By day, Warren White runs three businesses, is a proud husband of 16 years and father of three. But by night, as DJ Warren Peace, he shares the stage with the likes of Deadmau5, Afrojack, Laidback Luke, Calvin Harris and Steve Aoki. Peace has been the driving force behind the “Vegas sound” since 1988, beginning with his award-winning UNLV college radio show “Word Up.” A decade and a half later, in 2008, Peace created the music format for XS, one of the most successful nightclubs in the world. A self-proclaimed tech nerd, Peace beta-tested a once little-known program called Serato Scratch Live before he introduced DJs such as AM and Vice to the game-changing software.
Fresh off of his third DJ tour in Asia, Peace reflects on his accomplishments, his passion for technology and still loving his job after all these years. (Just don’t mistake his confidence for arrogance—he’s earned every stripe.)
In 1989 you had the No. 1 college radio show in the country at UNLV. How did your HipHopSite online record store and Direct Music Service record pool—a paid subscriptions service for DJs—come out of that?
I moved to KLUC in the mid ’90s with Mr. Bob and Chris Tracey with a show called “The Friday Vibe,” and became fascinated with the Internet, so I started HipHopSite, with DJ Pizzo. It started in his sister’s bedroom after she went to college, and we became the No. 1 online retailer. We opened the [brick and mortar] store in 2000 across the street from UNLV and closed in 2005 because everything was going digital. The DirectMusicService.com record pool started in 1999 with DJ Kevin Scott; I partnered in around ’04. We’re the No. 2 record pool on our way to No. 1.
Ra in Luxor was a groundbreaking nightclub in Las Vegas as well as your first major gig. What contributed to your success there?
I had access to records no one else did. We had Dave Fogg—who knew all of the obscure records and was heavy into rock and the mash-up scene before anyone even knew what that was—and Mr. Bob [currently of KVEG 97.5-FM] was a star and presence. I’d hook up Bob to his own mixer and monitor so he could see what I was playing and could cut the music out whenever he wanted to hype up the crowd. People loved it. Nobody was doing anything close to that. After Ra closed in 2005, the explosion of southern rap was taking over.
Everyone was into it, image became the priority, other nightclubs were opening, and the reality was, no one wanted a black DJ playing hip-hop. I couldn’t catch a gig at all; aside from KLUC 98.5-FM, I was out of work for almost a year. I finally took a job playing ’80s music at Poly Esther’s at the Stratosphere—humbling. I learned a lot. I knew I had to reinvent myself and prove to everyone that I wasn’t just a hip-hop DJ.

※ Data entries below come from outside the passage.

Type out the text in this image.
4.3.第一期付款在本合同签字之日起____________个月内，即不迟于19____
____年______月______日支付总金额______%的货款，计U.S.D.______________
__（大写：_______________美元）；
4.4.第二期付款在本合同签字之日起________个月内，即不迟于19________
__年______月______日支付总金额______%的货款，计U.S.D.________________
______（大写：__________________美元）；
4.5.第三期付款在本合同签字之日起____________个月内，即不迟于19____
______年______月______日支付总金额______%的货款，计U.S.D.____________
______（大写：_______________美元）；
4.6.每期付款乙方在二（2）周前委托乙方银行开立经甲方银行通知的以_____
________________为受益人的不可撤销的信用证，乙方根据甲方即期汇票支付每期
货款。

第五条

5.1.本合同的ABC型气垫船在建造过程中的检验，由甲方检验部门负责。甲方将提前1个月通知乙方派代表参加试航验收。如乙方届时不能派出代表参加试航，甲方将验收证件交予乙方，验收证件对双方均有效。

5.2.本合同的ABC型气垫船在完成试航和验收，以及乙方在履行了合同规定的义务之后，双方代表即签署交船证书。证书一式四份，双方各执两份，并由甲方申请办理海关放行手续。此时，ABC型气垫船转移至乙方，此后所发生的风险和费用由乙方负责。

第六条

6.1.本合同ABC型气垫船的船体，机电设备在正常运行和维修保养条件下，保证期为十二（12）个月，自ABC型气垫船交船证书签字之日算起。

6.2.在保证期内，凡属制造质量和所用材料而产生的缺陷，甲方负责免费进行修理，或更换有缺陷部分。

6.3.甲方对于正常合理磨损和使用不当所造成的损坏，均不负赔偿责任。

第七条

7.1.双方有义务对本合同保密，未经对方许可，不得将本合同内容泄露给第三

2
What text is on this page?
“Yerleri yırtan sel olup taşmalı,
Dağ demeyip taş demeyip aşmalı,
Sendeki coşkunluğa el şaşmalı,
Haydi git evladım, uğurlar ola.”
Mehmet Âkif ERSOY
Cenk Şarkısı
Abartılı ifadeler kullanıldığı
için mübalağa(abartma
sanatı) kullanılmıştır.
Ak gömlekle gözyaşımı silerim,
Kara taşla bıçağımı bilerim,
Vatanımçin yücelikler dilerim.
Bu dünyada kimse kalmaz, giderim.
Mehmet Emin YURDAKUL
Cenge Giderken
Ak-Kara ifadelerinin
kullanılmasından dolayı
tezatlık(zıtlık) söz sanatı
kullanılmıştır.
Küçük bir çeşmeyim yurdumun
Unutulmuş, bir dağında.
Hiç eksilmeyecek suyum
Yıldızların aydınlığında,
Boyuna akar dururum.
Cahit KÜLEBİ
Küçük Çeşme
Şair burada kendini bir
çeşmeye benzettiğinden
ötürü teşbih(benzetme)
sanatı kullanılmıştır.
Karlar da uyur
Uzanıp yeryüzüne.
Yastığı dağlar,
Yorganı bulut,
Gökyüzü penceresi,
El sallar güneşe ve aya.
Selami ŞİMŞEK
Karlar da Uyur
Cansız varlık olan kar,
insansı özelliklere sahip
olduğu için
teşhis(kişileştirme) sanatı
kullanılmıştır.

And you did reinvent yourself to become one of the most revered house DJs in Las Vegas. How did you do it?
Yeah, first hip-hop, then mashups being part of a production crew called the The InHumanz, now house. But I love music—period. So I had to figure out my next move. While at Poly Esther’s I was given the chance to create one of the first house-music radio shows before electronic dance music hit Vegas. So I called Dave [Fogg], and we went to work. It was called “Vibrate” on KLUC. We started with cool electro remixes of pop songs as our anchor, and then would drift into playing sounds that I was discovering listening to a lot of BBC Radio. I had gone to Wet Republic, heard Bad Boy Bill’s DJ set and it really defined the aggressive sound that I liked.
Mashups were dead, hip-hop was changing and I was really into this sound we were programming for “Vibrate.” Dave got me an audition at Tryst, so I took a chance introducing this new sound and it worked. Which ultimately led to us creating the music format together for XS.
Your DJ setup looks like the cockpit of a spaceship. You were one of the first DJs I ever saw use technology when I was once your co-pilot.
[Laughing.] My set up is crazy, I know, but I like to be at the forefront of technology. I was a beta-tester for Serato, the first on the West Coast to have it. I’ve always been passionate about using technology to further my craft. If you don’t take advantage of what’s out there you’re missing out on so much to add to your DJ sets.
The sound that you created at XS is now called the “XS Format” in certain circles. Where will you go from here?
I call it “progressive open-format sound,” that big-room XS feel, with various genres mixed in throughout the night. Music is changing at a rapid pace; I’ve never seen music move this fast. Signature sounds are copied almost immediately, subgenres become fads almost overnight, but I love the challenge. I love what I do. You have to stay with it at the speed of light. Relevancy is key. You gotta take chances, or you will undoubtedly have a lifespan as well.
Give Warren Peace a chance March 15 with Avicii and March 17 with Tommy Trash at XS.